POLIS' Just Transition Webinar explores EV charging for all

As electric vehicles are rolled out quicker than ever before, guaranteeing accessibility of recharging infrastructure is critical to ensuring some of those most reliant on cars are not locked out of the shift to cleaner fuels. POLIS' Just Transition webinar series brought together experts to explain more.

The race is on. As part of the Green Deal, the European Commission aims to reduce transport Greenhouse Gas (GHG) Emissions by 90% by 2050. While electromobility does not provide a ‘silver bullet’ in this ambition, the rollout of electric and zero-emission vehicles will play a role.

Progress in international policy here appears to be underway and the recent sales ban on new internal combustion engine-powered (ICE) vehicles from 2035 onwards suggests electrification is accelerating… fast! However, as the Alternative Fuels Infrastructure Regulation (AFIR) stipulates, the uptake of Electric Vehicles (EVs) must include sufficient recharging infrastructure. So, WHAT really is “sufficient”? And WHO is it sufficient for?
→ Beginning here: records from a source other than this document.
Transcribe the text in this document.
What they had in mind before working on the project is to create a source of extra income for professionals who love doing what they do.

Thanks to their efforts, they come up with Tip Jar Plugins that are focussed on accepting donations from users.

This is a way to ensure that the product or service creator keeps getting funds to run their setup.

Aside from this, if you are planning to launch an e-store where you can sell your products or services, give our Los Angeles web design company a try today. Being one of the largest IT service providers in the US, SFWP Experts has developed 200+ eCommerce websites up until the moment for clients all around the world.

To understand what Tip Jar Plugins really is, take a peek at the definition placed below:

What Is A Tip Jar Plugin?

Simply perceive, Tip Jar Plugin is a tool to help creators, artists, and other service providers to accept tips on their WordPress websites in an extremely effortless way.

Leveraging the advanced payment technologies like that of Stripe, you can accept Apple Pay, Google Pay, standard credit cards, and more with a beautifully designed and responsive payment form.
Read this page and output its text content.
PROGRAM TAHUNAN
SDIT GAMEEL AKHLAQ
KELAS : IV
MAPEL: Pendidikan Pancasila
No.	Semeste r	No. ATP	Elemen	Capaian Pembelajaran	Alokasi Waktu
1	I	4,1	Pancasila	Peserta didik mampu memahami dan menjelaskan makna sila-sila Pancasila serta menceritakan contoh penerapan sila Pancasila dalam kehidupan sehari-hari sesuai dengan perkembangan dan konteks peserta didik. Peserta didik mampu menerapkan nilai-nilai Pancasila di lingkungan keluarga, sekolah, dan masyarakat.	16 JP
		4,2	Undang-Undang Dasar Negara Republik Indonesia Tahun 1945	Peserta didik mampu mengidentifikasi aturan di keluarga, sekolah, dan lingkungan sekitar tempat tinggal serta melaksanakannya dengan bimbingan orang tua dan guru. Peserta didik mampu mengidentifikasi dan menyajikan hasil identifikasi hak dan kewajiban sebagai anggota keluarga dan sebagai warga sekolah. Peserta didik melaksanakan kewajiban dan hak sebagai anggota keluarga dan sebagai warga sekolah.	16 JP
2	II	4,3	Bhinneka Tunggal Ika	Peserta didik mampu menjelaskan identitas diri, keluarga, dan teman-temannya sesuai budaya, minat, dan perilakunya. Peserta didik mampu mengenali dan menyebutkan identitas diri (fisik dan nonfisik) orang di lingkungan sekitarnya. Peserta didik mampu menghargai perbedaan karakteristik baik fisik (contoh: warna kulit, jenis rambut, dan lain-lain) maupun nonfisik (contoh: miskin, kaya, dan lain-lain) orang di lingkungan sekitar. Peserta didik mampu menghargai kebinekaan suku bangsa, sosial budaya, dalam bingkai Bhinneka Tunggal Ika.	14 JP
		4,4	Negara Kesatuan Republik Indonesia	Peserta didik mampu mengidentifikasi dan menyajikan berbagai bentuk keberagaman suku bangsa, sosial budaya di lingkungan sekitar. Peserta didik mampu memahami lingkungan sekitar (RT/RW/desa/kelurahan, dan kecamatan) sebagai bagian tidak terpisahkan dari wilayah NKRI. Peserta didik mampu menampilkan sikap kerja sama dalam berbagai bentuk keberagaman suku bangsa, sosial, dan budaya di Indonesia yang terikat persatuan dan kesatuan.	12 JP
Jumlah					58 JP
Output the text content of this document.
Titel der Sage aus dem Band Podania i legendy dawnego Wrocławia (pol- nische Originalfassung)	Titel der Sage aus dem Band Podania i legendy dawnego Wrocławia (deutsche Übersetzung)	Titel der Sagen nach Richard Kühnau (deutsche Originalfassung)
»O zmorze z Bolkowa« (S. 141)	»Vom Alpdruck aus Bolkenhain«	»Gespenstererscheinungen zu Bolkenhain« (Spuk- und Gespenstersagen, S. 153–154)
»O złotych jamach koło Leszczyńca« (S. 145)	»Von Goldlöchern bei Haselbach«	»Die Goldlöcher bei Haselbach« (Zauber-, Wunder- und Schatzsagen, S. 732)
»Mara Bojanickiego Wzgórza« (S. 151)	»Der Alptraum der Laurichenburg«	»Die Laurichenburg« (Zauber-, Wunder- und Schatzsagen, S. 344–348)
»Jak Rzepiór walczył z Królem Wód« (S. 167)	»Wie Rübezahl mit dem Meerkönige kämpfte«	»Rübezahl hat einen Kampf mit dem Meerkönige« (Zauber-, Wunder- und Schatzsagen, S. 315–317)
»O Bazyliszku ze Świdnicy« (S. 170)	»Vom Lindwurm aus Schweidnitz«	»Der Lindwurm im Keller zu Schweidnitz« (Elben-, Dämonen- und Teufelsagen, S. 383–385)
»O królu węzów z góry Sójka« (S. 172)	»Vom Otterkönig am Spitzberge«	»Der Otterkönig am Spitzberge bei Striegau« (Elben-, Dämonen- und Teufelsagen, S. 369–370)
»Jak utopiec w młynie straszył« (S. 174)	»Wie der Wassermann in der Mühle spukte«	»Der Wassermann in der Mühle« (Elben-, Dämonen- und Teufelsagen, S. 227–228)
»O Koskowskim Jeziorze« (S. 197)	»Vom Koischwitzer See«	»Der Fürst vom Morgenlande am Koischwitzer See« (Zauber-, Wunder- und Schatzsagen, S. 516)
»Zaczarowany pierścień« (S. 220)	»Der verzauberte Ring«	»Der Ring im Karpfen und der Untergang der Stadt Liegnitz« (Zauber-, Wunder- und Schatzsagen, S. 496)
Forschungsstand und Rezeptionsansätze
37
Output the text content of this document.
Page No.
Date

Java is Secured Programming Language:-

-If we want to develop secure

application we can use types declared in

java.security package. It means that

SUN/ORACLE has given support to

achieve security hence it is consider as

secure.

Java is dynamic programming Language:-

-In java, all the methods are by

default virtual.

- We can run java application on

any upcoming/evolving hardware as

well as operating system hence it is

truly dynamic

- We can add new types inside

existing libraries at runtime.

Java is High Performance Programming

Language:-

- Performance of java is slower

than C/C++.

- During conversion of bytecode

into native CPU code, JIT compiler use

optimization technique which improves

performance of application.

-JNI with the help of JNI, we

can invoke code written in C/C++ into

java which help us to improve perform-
This is a topic POLIS, through the Clean Vehicles and Air Quality Working Group has explored in depth previously- investigating the actions playing out on the ground in our European cities and regions. To examine this issue further, POLIS’ Just Transition webinar brought together experts from the U.S. Access Board and ENIL - European Network on Independent Living to present inspiring examples, followed by a panel discussion with representatives from the European Disability Forum and the Portuguese Mission Structure for the Promotion of Accessibility.

What is the Alternative Fuels Infrastructure Regulation (AFIR)?

The proposed AFIR sets a framework for EU-wide and national infrastructure plans by defining an EU-wide approach for trans-European corridors (TEN-T) related to road, rail, aviation and waterways.

On-Street EV Recharging Station Design. Left, an accessible design with a lowered curb. Source: U.S. Access Board,

The AFIR sends the right signals to meet the EV demand on the roads. The sales of EVs in the EU continue to grow. Combined with the proposed ban on sales of internal combustion engines by 2035, it is key to speed up the roll-out of recharging infrastructure across Member States. This will require the deployment of operational and accessible recharging points where they are needed, and capable of delivering the right power output. Combining fleet-based targets with distance-based targets on the TEN-T ensures that the roll-out of recharging stations matches the uptake of EVs.

It also seeks to ensure coherence in the approach member states use to handle national, regional and sub-regional specificities related to the transport modes via their National Policy Frameworks.

However, as the webinar panel explored, there is a clear capacity to develop standards further, particularly around the focus afforded to accessibility.

Measuring and monitoring accessible recharging: accessibility guidelines

An inaccessible parking station where the curb is a barrier to a disabled person accessing the charger. Source: U.S. Access Board,

Research has estimated that 34% of disabled drivers or passengers (0.93 million people) will not have access to off-street parking at their own homes and will be dependent on on-street or public recharging infrastructure.

As a result, attention to the design of such infrastructure is essential if disability rights are to be truly mainstreamed into the future of electromobility.

To explore how such standards can be measured and implemented, Juliet Shoultz, from the U.S. Access Board, presented the Design Recommendations for Accessible Electric Vehicle Charging Stations, a technical assistance document to assist in the design and construction of electric vehicle (EV) recharging stations that are accessible to and usable by people with disabilities.

She walked participants through each detail of an EV recharging station, and how each operable part, location and system design can be adapted to be more accessible.

Co-designing accessible transport: what, where, when and how?

Developing standards and specifications requires working with disabled people themselves, and co-designing processes, and services.

“Independent Living means freedom of choice, it is not living by yourself, it is control over how you live and this includes the right to travel freely, regardless of access needs,” asserted Laura Alčiauskaitė, ENIL.

“When you work together, you create services which people can use; this can be a complex process, but it is worth it.”

An accessible EV recharging point. All operable parts should meet the requirements for unobstructed side reach. Source: U.S. Access Board

European Network on Independent Living (ENIL) is a user-led network of disabled people, with members throughout Europe who were partners in the TRIPS project. They advocate for Independent Living values, principles and practices: provision of personal assistance and other community supports and services, a barrier-free environment and adequate technical aids, together making full citizenship of disabled people possible.

TRIPS (TRansport Innovation for Persons with disabilities needs Satisfaction) is a project which aimed to make transport more accessible for persons with disabilities, elderly voyagers and really everyone- bringing together 7 groups of persons with disabilities located in 7 European cities and 11 institutional partners spread across 10 countries.

The project revealed that in all the pilot cities, disabled passengers are still restricted in many aspects when it comes to choosing public transportation. Moreover, people living in the largest cities still have more options than disabled people living in more remote or rural areas.